30 anos de Jovens Bruxas: o clássico cult dos anos 90

Três décadas depois, o filme continua conquistando gerações ao abordar amizade, exclusão, identidade e as consequências de descobrir a própria força

Em 1996, chegava aos cinemas um filme que parecia, à primeira vista, apenas mais um suspense adolescente sobrenatural. Mas o tempo provou que Jovens Bruxas era muito mais do que isso. Trinta anos após sua estreia, o longa dirigido por Andrew Fleming permanece como um dos maiores clássicos cult dos anos 90.

Misturando terror, drama e elementos da cultura Wicca, o filme acompanhou quatro adolescentes excluídas que encontram na bruxaria uma forma de enfrentar suas dores e inseguranças. Interpretadas por Robin Tunney, Fairuza Balk, Neve Campbell e Rachel True, Sarah, Nancy, Bonnie e Rochelle se tornaram personagens emblemáticas para toda uma geração.

Cada uma delas carrega conflitos profundamente humanos. Sarah lida com traumas emocionais, Nancy enfrenta um ambiente familiar abusivo, Bonnie sofre com a autoestima e Rochelle é vítima de racismo. Ao se unirem, elas descobrem não apenas a força da amizade, mas também os riscos de usar o poder como resposta à dor.

Um elenco que fez história

O processo de escalação durou nove meses e contou com mais de 80 atrizes em testes, incluindo nomes que mais tarde se tornariam gigantes de Hollywood, como Angelina Jolie e Scarlett Johansson, então com apenas 12 anos.

A química entre o quarteto principal foi determinante para o sucesso do filme, especialmente a performance intensa de Fairuza Balk como Nancy Downs. Sua interpretação é frequentemente lembrada como um dos retratos mais marcantes da raiva feminina no cinema dos anos 90.

Um sucesso que foi além da bilheteria

Apesar de críticas mistas no lançamento, Jovens Bruxas estreou em primeiro lugar nas bilheterias norte-americanas e arrecadou mais de 55 milhões de dólares em todo o mundo, superando com folga seu orçamento de 15 milhões.

Com o passar dos anos, o filme conquistou um público fiel e ganhou status de clássico cult.
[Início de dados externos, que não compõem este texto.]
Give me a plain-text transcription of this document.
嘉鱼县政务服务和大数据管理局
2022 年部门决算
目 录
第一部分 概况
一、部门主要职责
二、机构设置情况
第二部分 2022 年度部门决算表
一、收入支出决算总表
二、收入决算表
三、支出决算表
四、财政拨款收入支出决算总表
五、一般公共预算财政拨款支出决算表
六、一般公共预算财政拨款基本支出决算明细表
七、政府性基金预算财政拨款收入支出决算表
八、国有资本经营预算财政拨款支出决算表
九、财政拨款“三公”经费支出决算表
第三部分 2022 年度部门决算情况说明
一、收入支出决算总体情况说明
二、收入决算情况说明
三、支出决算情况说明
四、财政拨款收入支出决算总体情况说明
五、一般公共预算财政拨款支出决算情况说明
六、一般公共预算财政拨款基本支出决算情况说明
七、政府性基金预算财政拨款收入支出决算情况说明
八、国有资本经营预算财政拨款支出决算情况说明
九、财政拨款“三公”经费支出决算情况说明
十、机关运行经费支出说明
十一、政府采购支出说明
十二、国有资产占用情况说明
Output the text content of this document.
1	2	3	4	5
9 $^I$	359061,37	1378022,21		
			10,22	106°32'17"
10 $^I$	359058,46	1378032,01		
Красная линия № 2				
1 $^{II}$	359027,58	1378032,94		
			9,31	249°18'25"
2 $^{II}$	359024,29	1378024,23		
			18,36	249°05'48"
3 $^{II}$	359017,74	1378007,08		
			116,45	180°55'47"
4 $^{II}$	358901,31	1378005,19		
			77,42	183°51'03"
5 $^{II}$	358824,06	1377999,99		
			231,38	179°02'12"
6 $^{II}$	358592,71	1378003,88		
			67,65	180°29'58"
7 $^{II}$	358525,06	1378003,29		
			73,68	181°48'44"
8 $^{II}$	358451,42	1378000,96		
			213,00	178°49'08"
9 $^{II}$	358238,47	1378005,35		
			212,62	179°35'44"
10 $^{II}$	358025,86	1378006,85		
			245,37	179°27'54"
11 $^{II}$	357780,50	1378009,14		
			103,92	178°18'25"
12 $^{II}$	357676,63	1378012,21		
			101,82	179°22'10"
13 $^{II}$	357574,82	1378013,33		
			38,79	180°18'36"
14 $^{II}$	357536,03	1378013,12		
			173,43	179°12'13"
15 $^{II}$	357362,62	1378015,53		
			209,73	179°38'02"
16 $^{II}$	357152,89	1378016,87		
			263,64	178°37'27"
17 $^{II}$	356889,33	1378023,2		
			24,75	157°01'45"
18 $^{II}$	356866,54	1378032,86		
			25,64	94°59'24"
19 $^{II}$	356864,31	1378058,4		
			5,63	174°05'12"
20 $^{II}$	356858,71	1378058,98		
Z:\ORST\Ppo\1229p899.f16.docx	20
Sua estética sombria, a trilha sonora e os temas ligados ao empoderamento feminino ajudaram a consolidar sua influência na cultura pop.

Um filme mais atual do que nunca

O maior legado de Jovens Bruxas está em sua capacidade de dialogar com diferentes gerações. Questões como bullying, racismo, abuso, pertencimento e saúde emocional continuam extremamente relevantes.

Mais do que um filme sobre magia, a obra fala sobre o desejo de ser visto, ouvido e respeitado. E também sobre as consequências de transformar dor em poder sem lidar com as próprias feridas.

O legado continua

Em 2020, o universo do filme ganhou uma sequência, Jovens Bruxas: Nova Irmandade, mas o longa original segue insuperável para os fãs.

Trinta anos depois, Jovens Bruxas permanece como um verdadeiro ritual de passagem para muitos espectadores e um símbolo da força feminina no cinema dos anos 90.